Also known as sugared almonds or "dragees," Jordan almonds are a favorite sweet for bomboniere (favors) at weddings around the world. They may be put into glasses or bowls, into boxes or bundled and wrapped in tulle and placed at each table setting for your guests to enjoy during the wedding reception.
The first written record of the use of Jordan almonds was during the 1350s in Boccaccio's "Decameron," according to jordanalmonds.com, and their use in weddings and other important banquets became increasingly widespread after that time. Factories for their production emerged between the late 1700s and early 1800s.
Jordan almonds were made with honey prior to the Renaissance starting in 1400. Today, the coating is made with sugar. The most expensive of these are coated only in sugar and are called "confetti." Others have a starch and sugar coating, and the higher the quality of these, the less starch is used. Superfine Jordan almonds have less starch and may also be known as "premium," because they have the best quality.
The bittersweet taste is significant. Life, signified by the bitter almond, is covered by a sweet coating to offset this bitterness with the sweetness of marriage. They should only be distributed in odd numbers at a wedding because this represents the couple's indivisible bond and shared life.

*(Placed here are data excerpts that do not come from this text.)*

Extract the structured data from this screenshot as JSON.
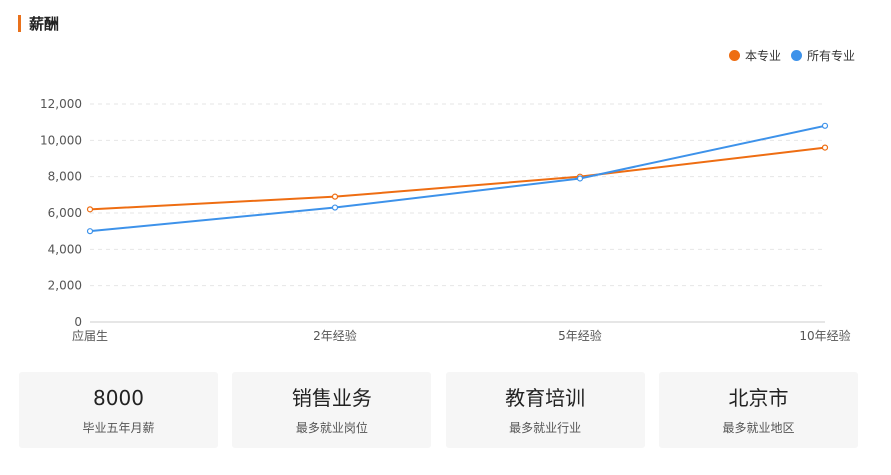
{
  "section": {
    "title": "薪酬"
  },
  "colors": {
    "accent": "#e9711c",
    "this_major": "#ee6d12",
    "all_majors": "#3d92ea"
  },
  "chart_data": {
    "type": "line",
    "categories": [
      "应届生",
      "2年经验",
      "5年经验",
      "10年经验"
    ],
    "series": [
      {
        "name": "本专业",
        "color": "#ee6d12",
        "values": [
          6200,
          6900,
          8000,
          9600
        ]
      },
      {
        "name": "所有专业",
        "color": "#3d92ea",
        "values": [
          5000,
          6300,
          7900,
          10800
        ]
      }
    ],
    "ylim": [
      0,
      12000
    ],
    "yticks": [
      0,
      2000,
      4000,
      6000,
      8000,
      10000,
      12000
    ],
    "ytick_labels": [
      "0",
      "2,000",
      "4,000",
      "6,000",
      "8,000",
      "10,000",
      "12,000"
    ],
    "grid": "horizontal dashed",
    "legend_position": "top-right"
  },
  "cards": [
    {
      "value": "8000",
      "label": "毕业五年月薪"
    },
    {
      "value": "销售业务",
      "label": "最多就业岗位"
    },
    {
      "value": "教育培训",
      "label": "最多就业行业"
    },
    {
      "value": "北京市",
      "label": "最多就业地区"
    }
  ]
}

Italians call Jordan almonds "confetti," while Greeks call them "koufeta." In Greek tradition, if a female guest places the packet of almonds under her pillow, she will dream about the man she will marry. Jordan almonds are also popular in the Middle East, where they are considered an aphrodisiac.
The most common number of Jordan almonds given to each guest is five. This is because the number 5 is an odd number and each almond stands for something that everyone wishes for the couple: happiness, health, fertility, longevity and wealth.